The invention provides a high-fluorescence zinc ion doped carbon quantum dot with citric acid chelated zinc as a precursor and a preparation method of the high-fluorescence zinc ion doped carbon quantum dot. The preparation method comprises the following steps: (1) preparing a citric acid solution; (2) preparing a zinc salt solution; (3) preparing a citric acid chelated zinc precursor; (4) preparing a zinc ion doped carbon quantum dot through hydrothermal treatment; (5) purifying the zinc ion doped carbon quantum dot. According to the zinc ion doped carbon quantum dot, the fluorescence intensity of the zinc ion doped carbon quantum dot is changed along with concentration change of zinc ions, and compared with fluorescence intensity of an undoped carbon quantum dot, the fluorescence intensity of the zinc ion doped carbon quantum dot can be increased by 4-8 times, in addition, an optimal excitation wavelength and an emission wavelength both have red shift. In addition, the zinc ion dopedcarbon quantum dot provided by the invention is prepared by using a one-step hydrothermal method, has the advantages of being simple in preparation process, gentle in synthesis condition, low in cost, non-toxic and the like, and can be applied to fields such as optical devices and biological medicines.
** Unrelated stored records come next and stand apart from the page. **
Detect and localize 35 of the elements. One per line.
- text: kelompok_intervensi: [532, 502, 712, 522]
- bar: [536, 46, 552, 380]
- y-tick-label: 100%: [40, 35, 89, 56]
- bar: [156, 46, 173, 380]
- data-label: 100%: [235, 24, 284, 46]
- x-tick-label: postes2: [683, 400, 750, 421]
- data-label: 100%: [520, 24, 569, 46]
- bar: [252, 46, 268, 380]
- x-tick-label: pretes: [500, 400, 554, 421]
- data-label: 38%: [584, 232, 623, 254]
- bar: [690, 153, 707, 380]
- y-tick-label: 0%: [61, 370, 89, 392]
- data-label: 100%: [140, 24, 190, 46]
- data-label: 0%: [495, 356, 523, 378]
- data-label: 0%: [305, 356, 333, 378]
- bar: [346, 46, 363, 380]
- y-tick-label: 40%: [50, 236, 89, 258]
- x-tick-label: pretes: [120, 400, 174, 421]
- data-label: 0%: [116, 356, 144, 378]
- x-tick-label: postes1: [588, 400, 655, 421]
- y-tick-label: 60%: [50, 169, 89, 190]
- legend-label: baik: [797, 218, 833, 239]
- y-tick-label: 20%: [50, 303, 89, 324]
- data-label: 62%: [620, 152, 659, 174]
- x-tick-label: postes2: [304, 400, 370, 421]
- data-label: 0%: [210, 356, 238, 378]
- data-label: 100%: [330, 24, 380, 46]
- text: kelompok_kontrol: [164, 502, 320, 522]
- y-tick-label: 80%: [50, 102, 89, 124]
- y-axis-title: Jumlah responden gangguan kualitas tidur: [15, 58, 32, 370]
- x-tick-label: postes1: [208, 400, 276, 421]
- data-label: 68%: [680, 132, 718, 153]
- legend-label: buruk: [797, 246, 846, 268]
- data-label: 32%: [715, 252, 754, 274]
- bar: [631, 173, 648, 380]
The invention discloses a method for detecting the concentration of ferrohemoglobin by using a fluorescent carbon dot probe. The method comprises the following steps: 1, preparing different concentrations of fluorescent carbon dot-containing ferrohemoglobin standard solutions, detecting the fluorescence intensity of the standard solutions to obtain a standard solution fluorescence spectrogram, and establishing a linear relation between a difference between the fluorescence intensity of the standard solution with the ferrohemoglobin concentration being 0 and the fluorescence intensity of every standard solution and the ferrohemoglobin concentrations; and 2, preparing a fluorescent carbon dot-containing ferrohemoglobin sample solution, detecting the fluorescence intensity of the sample solution, and determining the concentration of ferrohemoglobin in the sample solution through the linear relation. The ferrohemoglobin concentration is detected by using the characteristics of a ferrohemoglobin quenching fluorescence carbon dot with the fluorescence carbon dot as a probe, so the method has the advantages of simple and convenient detection process, high sensitivity and low detection limit, and can realize online, in-situ, rapid and sensitive detection of the concentration of ferrohemoglobin in a practical sample.